La loi du 27 juillet 2020 allait si loin dans l’atteinte aux libertés individuelles que le Conseil constitutionnel, saisi a priori par soixante députés et soixante sénateurs d’opposition, mais aussi par le Président LREM de l’Assemblée nationale, M. Richard Ferrand, ne pouvait que ruiner cette monstruosité juridique née dans des cerveaux gagnés par le délire totalitaire. Au regard de l’article 9 de la Déclaration des droits de l’Homme et du citoyen du 26 août 1789, qui dispose que « Tout homme étant présumé innocent jusqu’à ce qu’il ait été déclaré coupable, s’il est indispensable de l’arrêter, toute rigueur qui ne serait pas nécessaire pour s’assurer de sa personne, doit être sévèrement réprimée par la loi », le Conseil constitutionnel a jugé comme suit ce texte ahurissant : « La mesure contestée permet d’imposer diverses obligations ou interdictions, le cas échéant de manière cumulative, qui portent atteinte à la liberté d’aller et de venir, au droit au respect de la vie privée et au droit de mener une vie familiale normale.»

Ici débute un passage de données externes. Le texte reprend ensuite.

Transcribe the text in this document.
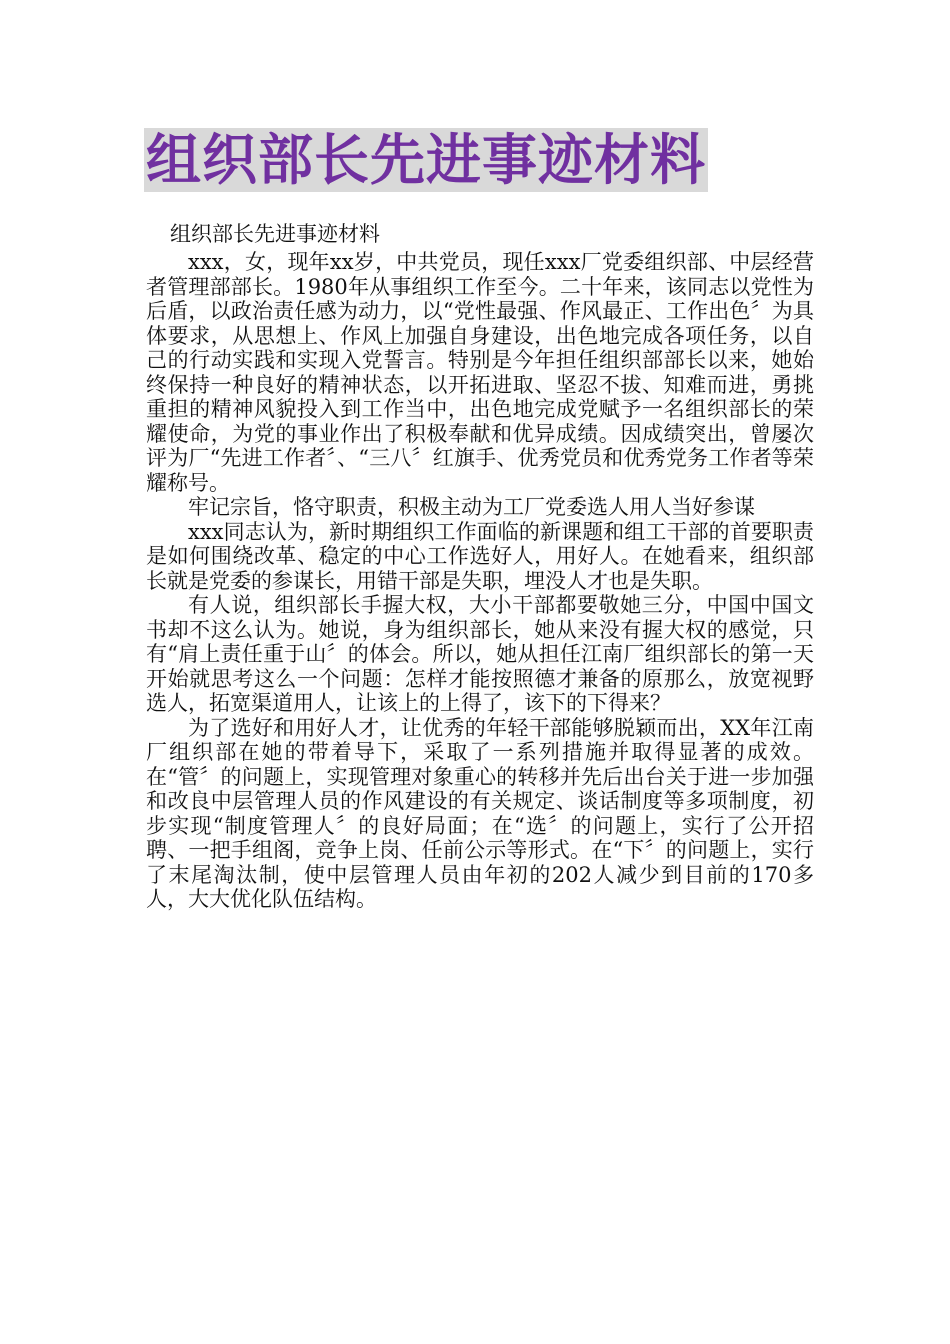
组织部长先进事迹材料

组织部长先进事迹材料

xxx，女，现年xx岁，中共党员，现任xxx厂党委组织部、中层经营者管理部部长。1980年从事组织工作至今。二十年来，该同志以党性为后盾，以政治责任感为动力，以“党性最强、作风最正、工作出色〞为具体要求，从思想上、作风上加强自身建设，出色地完成各项任务，以自己的行动实践和实现入党誓言。特别是今年担任组织部部长以来，她始终保持一种良好的精神状态，以开拓进取、坚忍不拔、知难而进，勇挑重担的精神风貌投入到工作当中，出色地完成党赋予一名组织部长的荣耀使命，为党的事业作出了积极奉献和优异成绩。因成绩突出，曾屡次评为厂“先进工作者〞、“三八〞红旗手、优秀党员和优秀党务工作者等荣耀称号。

牢记宗旨，恪守职责，积极主动为工厂党委选人用人当好参谋

xxx同志认为，新时期组织工作面临的新课题和组工干部的首要职责是如何围绕改革、稳定的中心工作选好人，用好人。在她看来，组织部长就是党委的参谋长，用错干部是失职，埋没人才也是失职。

有人说，组织部长手握大权，大小干部都要敬她三分，中国中国文书却不这么认为。她说，身为组织部长，她从来没有握大权的感觉，只有“肩上责任重于山〞的体会。所以，她从担任江南厂组织部长的第一天开始就思考这么一个问题：怎样才能按照德才兼备的原那么，放宽视野选人，拓宽渠道用人，让该上的上得了，该下的下得来？

为了选好和用好人才，让优秀的年轻干部能够脱颖而出，XX年江南厂组织部在她的带着导下，采取了一系列措施并取得显著的成效。在“管〞的问题上，实现管理对象重心的转移并先后出台关于进一步加强和改良中层管理人员的作风建设的有关规定、谈话制度等多项制度，初步实现“制度管理人〞的良好局面；在“选〞的问题上，实行了公开招聘、一把手组阁，竞争上岗、任前公示等形式。在“下〞的问题上，实行了末尾淘汰制，使中层管理人员由年初的202人减少到目前的170多人，大大优化队伍结构。
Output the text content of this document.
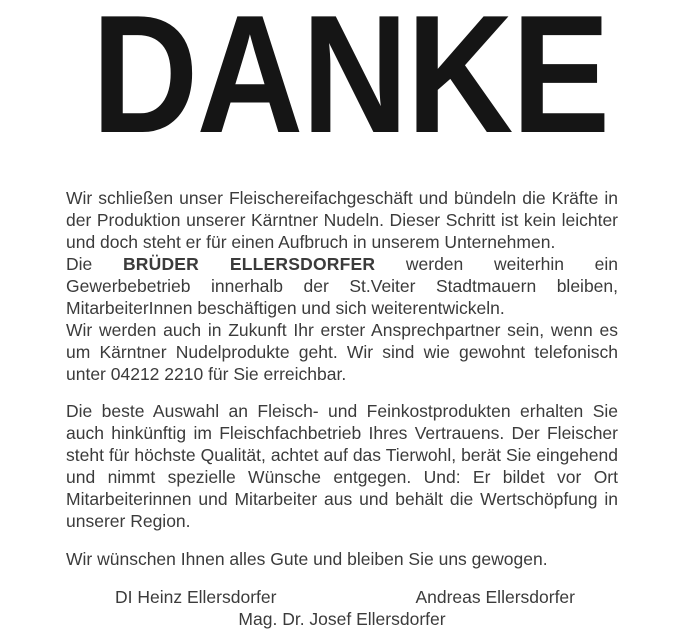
DANKE

Wir schließen unser Fleischereifachgeschäft und bündeln die Kräfte in der Produktion unserer Kärntner Nudeln. Dieser Schritt ist kein leichter und doch steht er für einen Aufbruch in unserem Unternehmen.

Die BRÜDER ELLERSDORFER werden weiterhin ein Gewerbebetrieb innerhalb der St.Veiter Stadtmauern bleiben, MitarbeiterInnen beschäftigen und sich weiterentwickeln.

Wir werden auch in Zukunft Ihr erster Ansprechpartner sein, wenn es um Kärntner Nudelprodukte geht. Wir sind wie gewohnt telefonisch unter 04212 2210 für Sie erreichbar.

Die beste Auswahl an Fleisch- und Feinkostprodukten erhalten Sie auch hinkünftig im Fleischfachbetrieb Ihres Vertrauens. Der Fleischer steht für höchste Qualität, achtet auf das Tierwohl, berät Sie eingehend und nimmt spezielle Wünsche entgegen. Und: Er bildet vor Ort Mitarbeiterinnen und Mitarbeiter aus und behält die Wertschöpfung in unserer Region.

Wir wünschen Ihnen alles Gute und bleiben Sie uns gewogen.

DI Heinz Ellersdorfer	Andreas Ellersdorfer
Mag. Dr. Josef Ellersdorfer
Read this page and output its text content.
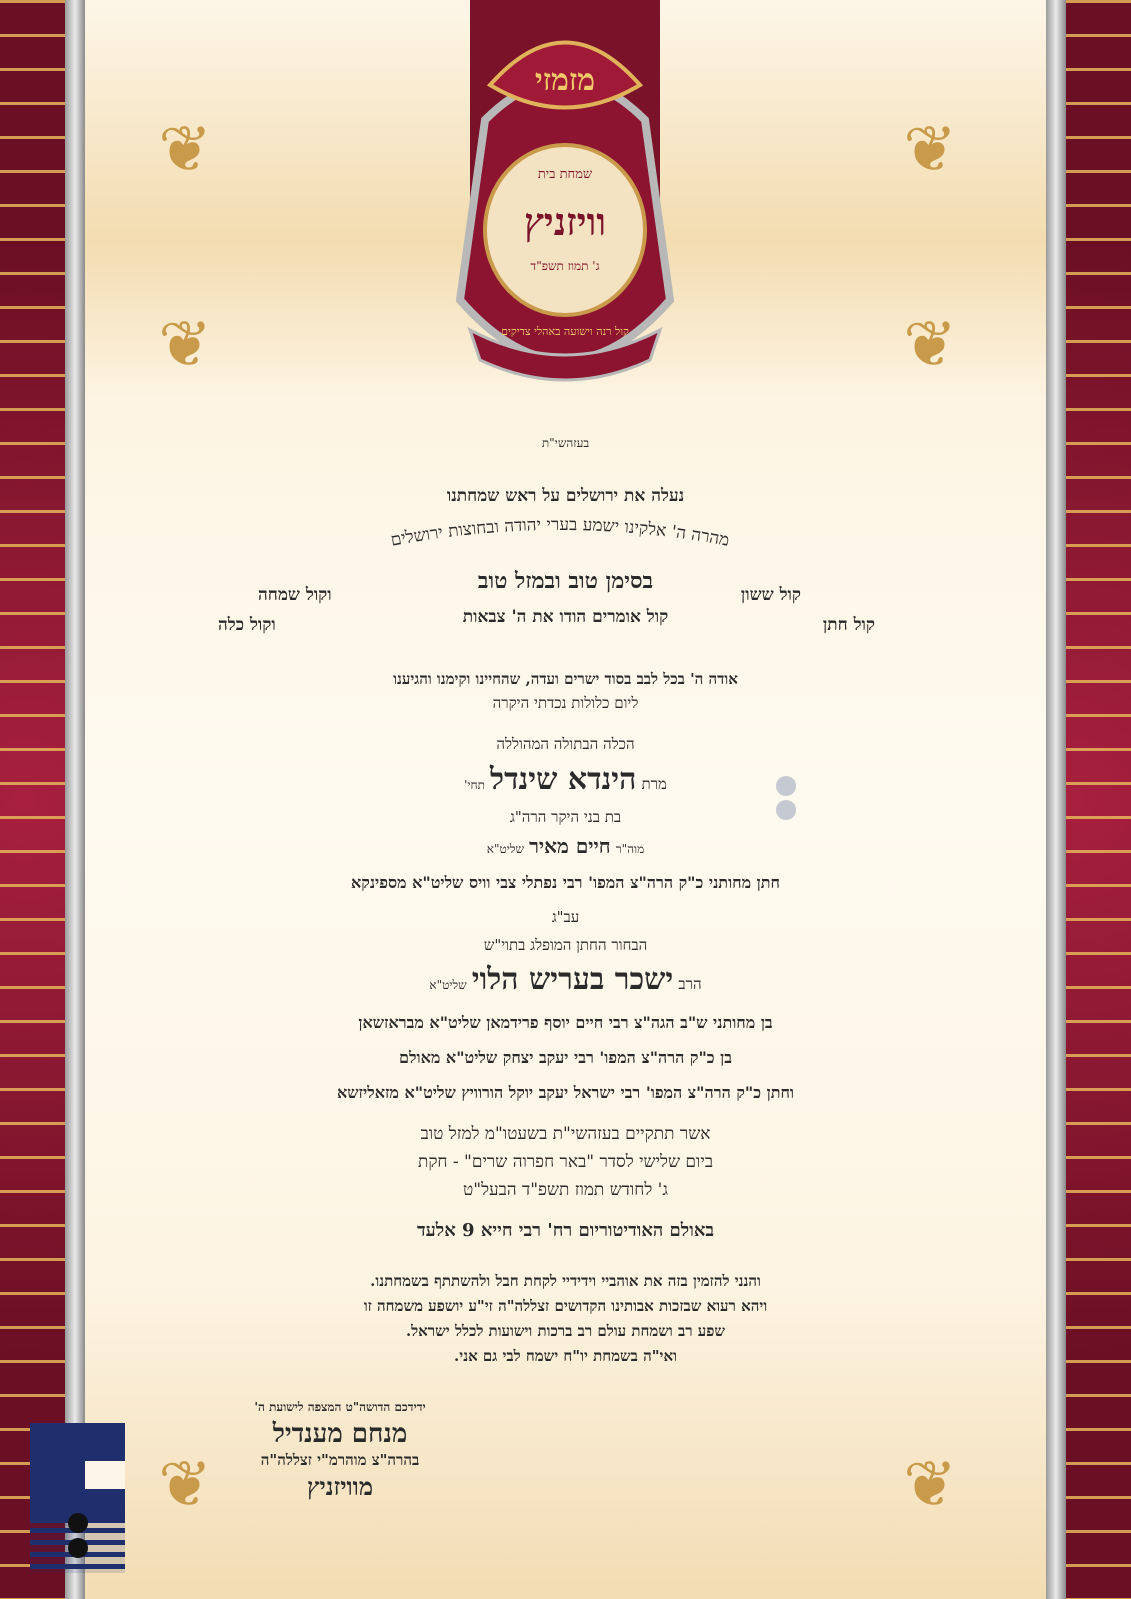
❦	❦
❦	❦
❦	❦
מזמזי
שמחת בית
וויזניץ
ג' תמוז תשפ"ד
קול רנה וישועה באהלי צדיקים
בעזהשי"ת
נעלה את ירושלים על ראש שמחתנו
מהרה ה' אלקינו ישמע בערי יהודה ובחוצות ירושלים
בסימן טוב ובמזל טוב
קול ששון
וקול שמחה
קול חתן
וקול כלה	קול אומרים הודו את ה' צבאות
אודה ה' בכל לבב בסוד ישרים ועדה, שהחיינו וקימנו והגיענו
ליום כלולות נכדתי היקרה
הכלה הבתולה המהוללה
מרת הינדא שינדל תחי'
בת בני היקר הרה"ג
מוה"ר חיים מאיר שליט"א
חתן מחותני כ"ק הרה"צ המפו' רבי נפתלי צבי וויס שליט"א מספינקא
עב"ג
הבחור החתן המופלג בתוי"ש
הרב ישכר בעריש הלוי שליט"א
בן מחותני ש"ב הגה"צ רבי חיים יוסף פרידמאן שליט"א מבראזשאן
בן כ"ק הרה"צ המפו' רבי יעקב יצחק שליט"א מאולם
וחתן כ"ק הרה"צ המפו' רבי ישראל יעקב יוקל הורוויץ שליט"א מזאליזשא
אשר תתקיים בעזהשי"ת בשעטו"מ למזל טוב
ביום שלישי לסדר "באר חפרוה שרים" - חקת
ג' לחודש תמוז תשפ"ד הבעל"ט
באולם האודיטוריום רח' רבי חייא 9 אלעד
והנני להזמין בזה את אוהביי וידידיי לקחת חבל ולהשתתף בשמחתנו.
ויהא רעוא שבזכות אבותינו הקדושים זצללה"ה זי"ע יושפע משמחה זו
שפע רב ושמחת עולם רב ברכות וישועות לכלל ישראל.
ואי"ה בשמחת יו"ח ישמח לבי גם אני.
ידידכם הדושה"ט המצפה לישועת ה'
מנחם מענדיל
בהרה"צ מוהרמ"י זצללה"ה
מוויזניץ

S’il faut se réjouir de la décision du Conseil constitutionnel du 7 août 2020, pour autant il serait imprudent et naïf de s’en satisfaire. D’une part, dans le déroulement de son raisonnement, le Conseil rappelle que la loi censurée du 27 juillet 2020 serait venue s’ajouter à l’arsenal répressif peu compatible avec la Déclaration des droits de l’Homme et du citoyen déjà existant, qui comporte notamment la rétention de sûreté en centre médico-socio-judiciaire applicable aux personnes ayant accompli une peine privative de liberté pour crimes sexuels. D’autre part, en dépit de ses outrances, le texte censuré constitue un ballon d’essai permettant de tester la résistance au processus pernicieux de remise en cause des libertés publiques et individuelles à l’œuvre depuis au moins deux décennies.
La Fédération nationale de la Libre Pensée appelle les citoyens à la plus grande vigilance : au nom de la lutte contre la délinquance, le terrorisme et les épidémies, les libertés et droits fondamentaux sont bien en péril.